The literature around neoliberalism’s impact upon even Pernambuco alone is huge–on its effects on local education, health, sanitation, agriculture, and elsewhere across social organization. Rebeca Maria Aguiar do Nascimento and Edvaldo Carlos Lima, for instance, characterize the problems of privatizing local land for biofuels.
Ronald Fernando de Albuquerque Vasconcelos describes the classic maneuver by which the mismanagement of a community-led sanitation program is used to rationalize privatizing the service. By my rough Google Translation,
The substantial difference between the three [Partido dos Trabalhadores] administrations showed not only a lack of institutional [support] for the sector that seemed to [operate] according to the local electoral cycles and their alliances, but also [in] the contradiction existing in populist rhetoric characteristic of PT governments, where the element of social participation that should be included as one of the pillars of their governments is just a backdrop, [while] inside the bureaucracies, without any form of inclusion in decision-making processes, in the case of Recife has led to a process of privatization of services.
I’m at a language barrier, but I have friends and colleagues on the case. In the coming weeks, together we’ll learn more of the means by which neoliberalism shaped transitions in epicenter land use and epizoology.
For now, let us propose a working hypothesis that even as Zika arrived from abroad–and pathogens traverse the globe everyday–it found in northeastern Brazil a consummate niche for amplification.
Cutbacks in mosquito control expenditures, as ABRASCO described, are pursued in the context of global climate change, continuing deforestation, neoliberal privatization, and latifunda-led land consolidation.

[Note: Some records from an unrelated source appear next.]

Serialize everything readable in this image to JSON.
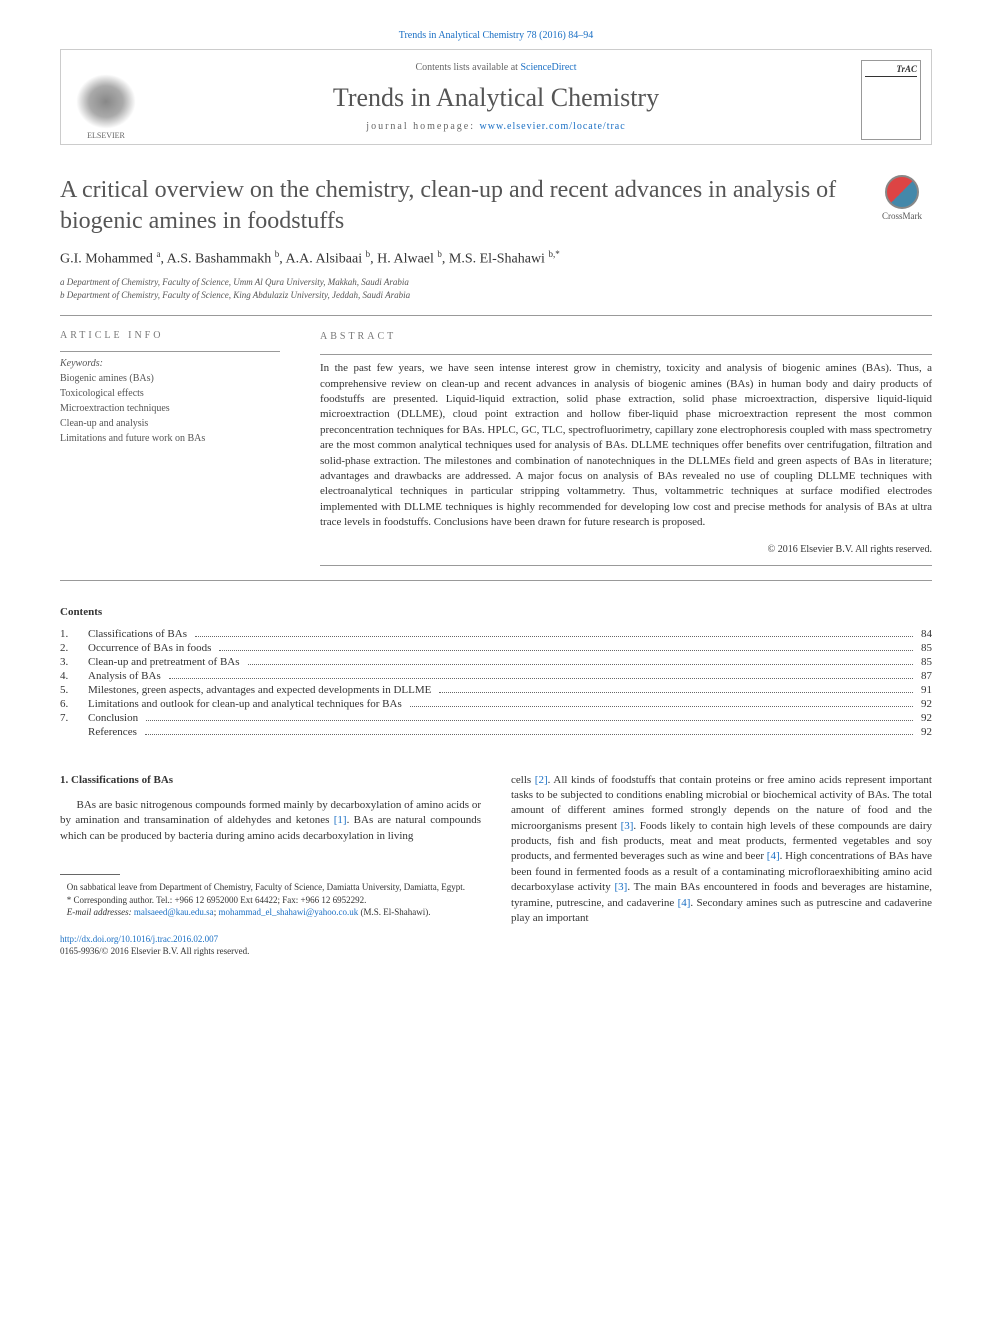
{
  "journal_ref": "Trends in Analytical Chemistry 78 (2016) 84–94",
  "header": {
    "contents_available": "Contents lists available at ",
    "sciencedirect": "ScienceDirect",
    "journal_name": "Trends in Analytical Chemistry",
    "homepage_label": "journal homepage: ",
    "homepage_url": "www.elsevier.com/locate/trac",
    "publisher_logo_text": "ELSEVIER",
    "journal_cover_text": "TrAC"
  },
  "crossmark": "CrossMark",
  "title": "A critical overview on the chemistry, clean-up and recent advances in analysis of biogenic amines in foodstuffs",
  "authors_html": "G.I. Mohammed <sup>a</sup>, A.S. Bashammakh <sup>b</sup>, A.A. Alsibaai <sup>b</sup>, H. Alwael <sup>b</sup>, M.S. El-Shahawi <sup>b,*</sup>",
  "affiliations": [
    "a Department of Chemistry, Faculty of Science, Umm Al Qura University, Makkah, Saudi Arabia",
    "b Department of Chemistry, Faculty of Science, King Abdulaziz University, Jeddah, Saudi Arabia"
  ],
  "article_info": {
    "heading": "ARTICLE INFO",
    "keywords_label": "Keywords:",
    "keywords": [
      "Biogenic amines (BAs)",
      "Toxicological effects",
      "Microextraction techniques",
      "Clean-up and analysis",
      "Limitations and future work on BAs"
    ]
  },
  "abstract": {
    "heading": "ABSTRACT",
    "text": "In the past few years, we have seen intense interest grow in chemistry, toxicity and analysis of biogenic amines (BAs). Thus, a comprehensive review on clean-up and recent advances in analysis of biogenic amines (BAs) in human body and dairy products of foodstuffs are presented. Liquid-liquid extraction, solid phase extraction, solid phase microextraction, dispersive liquid-liquid microextraction (DLLME), cloud point extraction and hollow fiber-liquid phase microextraction represent the most common preconcentration techniques for BAs. HPLC, GC, TLC, spectrofluorimetry, capillary zone electrophoresis coupled with mass spectrometry are the most common analytical techniques used for analysis of BAs. DLLME techniques offer benefits over centrifugation, filtration and solid-phase extraction. The milestones and combination of nanotechniques in the DLLMEs field and green aspects of BAs in literature; advantages and drawbacks are addressed. A major focus on analysis of BAs revealed no use of coupling DLLME techniques with electroanalytical techniques in particular stripping voltammetry. Thus, voltammetric techniques at surface modified electrodes implemented with DLLME techniques is highly recommended for developing low cost and precise methods for analysis of BAs at ultra trace levels in foodstuffs. Conclusions have been drawn for future research is proposed.",
    "copyright": "© 2016 Elsevier B.V. All rights reserved."
  },
  "contents": {
    "heading": "Contents",
    "items": [
      {
        "num": "1.",
        "title": "Classifications of BAs",
        "page": "84"
      },
      {
        "num": "2.",
        "title": "Occurrence of BAs in foods",
        "page": "85"
      },
      {
        "num": "3.",
        "title": "Clean-up and pretreatment of BAs",
        "page": "85"
      },
      {
        "num": "4.",
        "title": "Analysis of BAs",
        "page": "87"
      },
      {
        "num": "5.",
        "title": "Milestones, green aspects, advantages and expected developments in DLLME",
        "page": "91"
      },
      {
        "num": "6.",
        "title": "Limitations and outlook for clean-up and analytical techniques for BAs",
        "page": "92"
      },
      {
        "num": "7.",
        "title": "Conclusion",
        "page": "92"
      },
      {
        "num": "",
        "title": "References",
        "page": "92"
      }
    ]
  },
  "body": {
    "section1_heading": "1. Classifications of BAs",
    "col1_p1_a": "BAs are basic nitrogenous compounds formed mainly by decarboxylation of amino acids or by amination and transamination of aldehydes and ketones ",
    "ref1": "[1]",
    "col1_p1_b": ". BAs are natural compounds which can be produced by bacteria during amino acids decarboxylation in living",
    "col2_p1_a": "cells ",
    "ref2": "[2]",
    "col2_p1_b": ". All kinds of foodstuffs that contain proteins or free amino acids represent important tasks to be subjected to conditions enabling microbial or biochemical activity of BAs. The total amount of different amines formed strongly depends on the nature of food and the microorganisms present ",
    "ref3": "[3]",
    "col2_p1_c": ". Foods likely to contain high levels of these compounds are dairy products, fish and fish products, meat and meat products, fermented vegetables and soy products, and fermented beverages such as wine and beer ",
    "ref4": "[4]",
    "col2_p1_d": ". High concentrations of BAs have been found in fermented foods as a result of a contaminating microfloraexhibiting amino acid decarboxylase activity ",
    "ref3b": "[3]",
    "col2_p1_e": ". The main BAs encountered in foods and beverages are histamine, tyramine, putrescine, and cadaverine ",
    "ref4b": "[4]",
    "col2_p1_f": ". Secondary amines such as putrescine and cadaverine play an important"
  },
  "footnotes": {
    "sabbatical": "On sabbatical leave from Department of Chemistry, Faculty of Science, Damiatta University, Damiatta, Egypt.",
    "corresponding": "* Corresponding author. Tel.: +966 12 6952000 Ext 64422; Fax: +966 12 6952292.",
    "email_label": "E-mail addresses: ",
    "email1": "malsaeed@kau.edu.sa",
    "email_sep": "; ",
    "email2": "mohammad_el_shahawi@yahoo.co.uk",
    "email_suffix": " (M.S. El-Shahawi)."
  },
  "doi": {
    "url": "http://dx.doi.org/10.1016/j.trac.2016.02.007",
    "issn_line": "0165-9936/© 2016 Elsevier B.V. All rights reserved."
  },
  "colors": {
    "link": "#1a6fc4",
    "heading_gray": "#555555",
    "text": "#333333",
    "rule": "#999999"
  }
}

By logging, mining, and intensive agriculture deep into the forest, capital-led extraction depresses long-term ecosystemic controls, permitting previously marginalized hosts and the pathogens they carry regional and potentially pandemic escape. On the other end, structural adjustment truncates public and animal health, softening herd immunity for newly arrived diseases and resurgent standbys.
Any comprehensive effort to respond to Zika and other vector-borne diseases need explicitly reverse these processes.
Otherwise the broader global context will be left to equity markets. These–disconnecting economy from ecology or connecting them in the most perverse of ways–feel no reservation about brokering vaccines and the deforestation that drives disease emergence in the first place,
Vaccine developers made clear that a [Zika] vaccine for widespread public use is at least months, if not years, away.
The closest prospect may be from a consortium including drugmaker Inovio Pharmaceuticals Inc (INO.O) that could have a vaccine ready for emergency use before year-end, according to one of its lead developers. Inovio’s share price gained more than 15 percent in Friday trading.